At Johnson Reed, we pride ourselves on the speed with which we can come to a decision to lend to our clients. In fact, because we realise that commercial requirements are often needed in a hurry, we’ve gained quite a reputation for stepping in when high street banks have simply been too slow in casting their verdicts. But the more information you can give to us at the outset, the more likely we can come to a speedy conclusion.

One useful indicator for us is the way you measure your business performance. We’re not just talking about your profit and loss accounts here. They’re all well and good for showing your financial results, and from them we can tell whether or not your business is profitable and viable. We’ve been in our business for a long time, and we often think we have a ‘nose’ for people and the businesses they run. But pure hunches aren’t enough. At Johnson Reed, we hold great store in accounting ratios – the numerous ways in which you can measure your success, or otherwise, to help you to interpret the cold financial data in front of you.

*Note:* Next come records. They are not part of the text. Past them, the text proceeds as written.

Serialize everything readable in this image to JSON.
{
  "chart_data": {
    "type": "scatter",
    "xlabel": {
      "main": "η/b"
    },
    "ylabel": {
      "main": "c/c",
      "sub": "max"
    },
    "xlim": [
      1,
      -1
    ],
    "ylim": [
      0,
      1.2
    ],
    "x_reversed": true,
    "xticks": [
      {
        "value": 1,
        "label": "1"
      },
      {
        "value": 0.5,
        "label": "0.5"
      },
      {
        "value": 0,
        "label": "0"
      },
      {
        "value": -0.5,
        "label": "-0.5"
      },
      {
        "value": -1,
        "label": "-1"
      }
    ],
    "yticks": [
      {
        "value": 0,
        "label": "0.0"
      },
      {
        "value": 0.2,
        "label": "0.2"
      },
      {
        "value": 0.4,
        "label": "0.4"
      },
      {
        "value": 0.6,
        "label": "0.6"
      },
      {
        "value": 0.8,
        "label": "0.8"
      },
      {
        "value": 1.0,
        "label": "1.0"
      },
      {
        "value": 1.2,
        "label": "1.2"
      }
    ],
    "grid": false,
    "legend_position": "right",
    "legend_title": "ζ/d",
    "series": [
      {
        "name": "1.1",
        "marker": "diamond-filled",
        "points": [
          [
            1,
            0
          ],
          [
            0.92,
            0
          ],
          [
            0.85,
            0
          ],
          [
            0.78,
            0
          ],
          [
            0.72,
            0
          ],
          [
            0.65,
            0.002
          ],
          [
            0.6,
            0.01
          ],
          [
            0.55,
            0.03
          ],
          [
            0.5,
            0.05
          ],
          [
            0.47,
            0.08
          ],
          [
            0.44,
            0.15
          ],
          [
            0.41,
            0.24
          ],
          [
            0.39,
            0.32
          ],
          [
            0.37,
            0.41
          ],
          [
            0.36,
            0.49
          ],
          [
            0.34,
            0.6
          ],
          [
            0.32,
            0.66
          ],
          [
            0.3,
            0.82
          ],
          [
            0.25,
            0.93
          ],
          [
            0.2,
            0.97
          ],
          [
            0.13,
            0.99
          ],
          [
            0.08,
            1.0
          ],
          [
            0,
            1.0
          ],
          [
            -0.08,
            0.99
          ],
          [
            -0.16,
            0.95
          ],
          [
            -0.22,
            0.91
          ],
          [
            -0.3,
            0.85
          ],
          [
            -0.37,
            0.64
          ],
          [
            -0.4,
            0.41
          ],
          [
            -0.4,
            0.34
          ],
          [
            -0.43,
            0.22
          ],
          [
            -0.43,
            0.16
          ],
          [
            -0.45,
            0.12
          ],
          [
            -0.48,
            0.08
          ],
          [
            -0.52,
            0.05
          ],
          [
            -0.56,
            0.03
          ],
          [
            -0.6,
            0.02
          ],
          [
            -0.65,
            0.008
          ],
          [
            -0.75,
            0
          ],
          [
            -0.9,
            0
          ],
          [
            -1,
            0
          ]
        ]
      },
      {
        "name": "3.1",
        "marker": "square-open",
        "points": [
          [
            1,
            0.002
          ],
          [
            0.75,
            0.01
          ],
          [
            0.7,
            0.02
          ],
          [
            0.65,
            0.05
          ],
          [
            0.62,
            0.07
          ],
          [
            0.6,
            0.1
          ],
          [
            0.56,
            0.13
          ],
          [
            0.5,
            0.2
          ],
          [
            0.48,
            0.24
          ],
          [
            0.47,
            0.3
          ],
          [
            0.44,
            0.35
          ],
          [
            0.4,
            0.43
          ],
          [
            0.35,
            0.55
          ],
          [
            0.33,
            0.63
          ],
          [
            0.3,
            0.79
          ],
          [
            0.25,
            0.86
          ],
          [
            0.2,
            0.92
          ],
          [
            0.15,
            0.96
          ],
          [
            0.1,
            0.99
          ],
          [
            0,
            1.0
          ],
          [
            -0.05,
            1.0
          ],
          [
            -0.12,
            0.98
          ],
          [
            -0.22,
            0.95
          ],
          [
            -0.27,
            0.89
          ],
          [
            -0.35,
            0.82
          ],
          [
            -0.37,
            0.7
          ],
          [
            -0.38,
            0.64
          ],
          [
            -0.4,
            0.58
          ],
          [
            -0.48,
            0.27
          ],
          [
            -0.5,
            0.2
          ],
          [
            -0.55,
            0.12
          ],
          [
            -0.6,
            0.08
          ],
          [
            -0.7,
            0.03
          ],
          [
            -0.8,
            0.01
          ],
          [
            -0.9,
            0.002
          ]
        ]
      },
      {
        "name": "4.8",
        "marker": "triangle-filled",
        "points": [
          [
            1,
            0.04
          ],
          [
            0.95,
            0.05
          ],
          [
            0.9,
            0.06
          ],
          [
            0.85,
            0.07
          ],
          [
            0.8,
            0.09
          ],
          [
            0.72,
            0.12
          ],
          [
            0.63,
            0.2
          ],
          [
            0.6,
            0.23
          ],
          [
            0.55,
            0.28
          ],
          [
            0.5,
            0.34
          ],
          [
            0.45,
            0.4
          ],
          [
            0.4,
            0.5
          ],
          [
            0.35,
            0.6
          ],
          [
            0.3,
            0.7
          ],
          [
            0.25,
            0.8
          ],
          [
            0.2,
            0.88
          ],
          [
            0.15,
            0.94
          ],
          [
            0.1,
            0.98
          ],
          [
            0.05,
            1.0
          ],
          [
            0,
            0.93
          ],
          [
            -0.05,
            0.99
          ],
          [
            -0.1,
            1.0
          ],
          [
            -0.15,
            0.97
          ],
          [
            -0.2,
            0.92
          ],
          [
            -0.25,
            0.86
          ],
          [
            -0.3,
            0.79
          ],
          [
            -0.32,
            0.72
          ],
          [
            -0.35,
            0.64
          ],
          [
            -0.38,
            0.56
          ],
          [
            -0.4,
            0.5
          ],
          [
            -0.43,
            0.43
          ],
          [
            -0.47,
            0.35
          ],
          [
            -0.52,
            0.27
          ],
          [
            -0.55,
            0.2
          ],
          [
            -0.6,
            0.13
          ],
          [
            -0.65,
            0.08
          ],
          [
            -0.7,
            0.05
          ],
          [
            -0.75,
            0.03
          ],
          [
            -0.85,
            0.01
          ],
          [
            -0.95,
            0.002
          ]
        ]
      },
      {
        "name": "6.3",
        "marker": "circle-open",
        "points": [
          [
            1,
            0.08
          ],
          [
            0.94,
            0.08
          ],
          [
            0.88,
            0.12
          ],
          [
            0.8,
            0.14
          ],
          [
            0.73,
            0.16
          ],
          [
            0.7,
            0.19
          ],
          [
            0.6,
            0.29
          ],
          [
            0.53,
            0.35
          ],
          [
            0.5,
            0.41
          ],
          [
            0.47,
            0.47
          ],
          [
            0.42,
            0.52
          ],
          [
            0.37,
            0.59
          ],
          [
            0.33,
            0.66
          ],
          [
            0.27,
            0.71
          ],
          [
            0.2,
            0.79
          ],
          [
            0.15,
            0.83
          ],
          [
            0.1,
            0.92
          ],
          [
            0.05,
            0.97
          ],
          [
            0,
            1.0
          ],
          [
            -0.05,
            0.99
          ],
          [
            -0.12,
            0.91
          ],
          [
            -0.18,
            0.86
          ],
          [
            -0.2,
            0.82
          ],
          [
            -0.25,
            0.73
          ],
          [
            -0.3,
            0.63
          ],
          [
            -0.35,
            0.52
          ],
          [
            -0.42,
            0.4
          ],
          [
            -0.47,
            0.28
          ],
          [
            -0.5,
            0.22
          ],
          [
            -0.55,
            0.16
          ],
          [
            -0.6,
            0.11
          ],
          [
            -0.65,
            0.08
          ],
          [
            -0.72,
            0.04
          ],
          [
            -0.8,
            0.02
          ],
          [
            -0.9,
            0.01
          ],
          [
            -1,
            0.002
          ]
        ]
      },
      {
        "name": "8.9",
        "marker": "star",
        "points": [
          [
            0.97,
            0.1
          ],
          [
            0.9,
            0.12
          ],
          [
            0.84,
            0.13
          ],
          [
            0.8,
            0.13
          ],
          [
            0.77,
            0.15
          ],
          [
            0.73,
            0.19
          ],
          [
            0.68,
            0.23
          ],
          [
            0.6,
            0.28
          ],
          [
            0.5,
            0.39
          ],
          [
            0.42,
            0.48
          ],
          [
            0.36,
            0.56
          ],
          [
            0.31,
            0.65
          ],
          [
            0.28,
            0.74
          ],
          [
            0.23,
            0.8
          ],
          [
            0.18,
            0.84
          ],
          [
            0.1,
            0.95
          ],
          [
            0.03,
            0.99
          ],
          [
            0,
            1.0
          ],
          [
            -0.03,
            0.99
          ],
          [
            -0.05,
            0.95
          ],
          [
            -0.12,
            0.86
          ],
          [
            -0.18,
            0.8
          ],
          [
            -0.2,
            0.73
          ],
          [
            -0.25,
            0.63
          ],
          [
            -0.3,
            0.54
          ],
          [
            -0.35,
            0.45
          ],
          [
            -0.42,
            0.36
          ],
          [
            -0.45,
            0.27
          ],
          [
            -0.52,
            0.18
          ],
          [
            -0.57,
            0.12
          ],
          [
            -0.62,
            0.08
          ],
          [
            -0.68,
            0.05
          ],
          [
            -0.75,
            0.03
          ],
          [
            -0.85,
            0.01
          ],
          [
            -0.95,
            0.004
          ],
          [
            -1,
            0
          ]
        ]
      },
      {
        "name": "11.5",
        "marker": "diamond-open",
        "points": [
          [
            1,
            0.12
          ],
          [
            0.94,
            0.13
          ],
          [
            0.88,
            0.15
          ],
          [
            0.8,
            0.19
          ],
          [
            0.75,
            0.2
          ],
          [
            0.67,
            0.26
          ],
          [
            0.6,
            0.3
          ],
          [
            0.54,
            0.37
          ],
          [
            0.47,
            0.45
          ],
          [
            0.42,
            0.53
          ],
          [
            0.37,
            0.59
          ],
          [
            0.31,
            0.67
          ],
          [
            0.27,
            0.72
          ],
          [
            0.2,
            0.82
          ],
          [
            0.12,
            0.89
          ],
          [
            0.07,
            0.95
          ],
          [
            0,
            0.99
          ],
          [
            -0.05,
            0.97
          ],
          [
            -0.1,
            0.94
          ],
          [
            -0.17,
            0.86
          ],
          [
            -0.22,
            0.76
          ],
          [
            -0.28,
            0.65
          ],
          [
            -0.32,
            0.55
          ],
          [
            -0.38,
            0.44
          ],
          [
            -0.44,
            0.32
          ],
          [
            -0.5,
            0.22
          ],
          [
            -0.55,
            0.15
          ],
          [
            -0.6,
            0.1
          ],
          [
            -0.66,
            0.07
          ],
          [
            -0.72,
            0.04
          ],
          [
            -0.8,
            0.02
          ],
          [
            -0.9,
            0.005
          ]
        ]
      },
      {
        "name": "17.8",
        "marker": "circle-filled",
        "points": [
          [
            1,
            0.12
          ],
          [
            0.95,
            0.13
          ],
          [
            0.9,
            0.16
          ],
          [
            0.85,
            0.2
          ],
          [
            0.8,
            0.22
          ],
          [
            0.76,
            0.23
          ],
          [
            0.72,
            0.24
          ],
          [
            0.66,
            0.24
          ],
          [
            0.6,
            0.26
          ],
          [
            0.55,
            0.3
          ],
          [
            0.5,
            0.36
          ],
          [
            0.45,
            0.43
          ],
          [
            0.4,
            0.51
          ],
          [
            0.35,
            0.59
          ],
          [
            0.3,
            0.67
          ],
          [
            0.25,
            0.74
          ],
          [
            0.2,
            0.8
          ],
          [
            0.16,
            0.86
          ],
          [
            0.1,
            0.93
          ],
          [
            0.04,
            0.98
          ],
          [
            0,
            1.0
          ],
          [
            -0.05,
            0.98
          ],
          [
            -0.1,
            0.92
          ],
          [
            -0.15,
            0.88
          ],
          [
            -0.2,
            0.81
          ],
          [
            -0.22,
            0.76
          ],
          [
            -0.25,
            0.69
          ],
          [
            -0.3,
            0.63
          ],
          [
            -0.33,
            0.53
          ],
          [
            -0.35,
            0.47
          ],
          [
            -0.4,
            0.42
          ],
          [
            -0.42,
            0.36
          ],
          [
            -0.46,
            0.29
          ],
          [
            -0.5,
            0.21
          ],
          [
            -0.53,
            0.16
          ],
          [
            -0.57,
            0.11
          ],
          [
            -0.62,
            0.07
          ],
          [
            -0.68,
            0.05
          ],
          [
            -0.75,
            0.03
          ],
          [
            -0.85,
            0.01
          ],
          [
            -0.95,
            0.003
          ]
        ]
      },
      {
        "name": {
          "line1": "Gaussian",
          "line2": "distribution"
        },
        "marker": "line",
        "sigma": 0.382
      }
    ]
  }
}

Accounting ratios are ways that you can measure one particular aspect of the business against another. It might for instance help you to evaluate how quickly you convert stock to sales. You can do this by establishing the cost of goods you’ve sold, and comparing it with your stock to work out your actual stock turnover. They’re called Key Performance Indicators, or KPIs, and they should be measured at regular intervals to gauge your performance. You can make some interesting comparisons, as well as using them as trend indicators.

You could, for example, refer to KPIs to establish whether your business is profitable in relation to competitors in your sector. Or you can analyse the amount of profit you’re making on new business sales, compared with existing sales. And it’s a useful tool for measuring whether your profit is growing in proportion to the size of your business. But always make sure that you compare like with like. If there’s a significant change in the ratio, it might have a specific reason, so it’s an indicator to take appropriate remedial action. Obviously, keeping management accounts up-to-date is an important aspect of keeping tabs on overall performance.

KPIs also help you to set your goals and targets. There are dozens of parameters that you can assess by keeping a close check on the minutiae of business life. How much is it costing you to fill job vacancies? How many returns do you get from your customers, and what is that costing you in the long run? Maybe you need to reduce the number of mistakes in your production lines. What are the success rates of your business calls? How long does it take you to fulfill orders? Almost all of these crucial business procedures will have finance implications at the end of the day. And at Johnson Reed, we provide finance as quick as possible. So, if you have plenty of answers ready for us, we can use our own business nous to set you on your way – speedily and efficiently.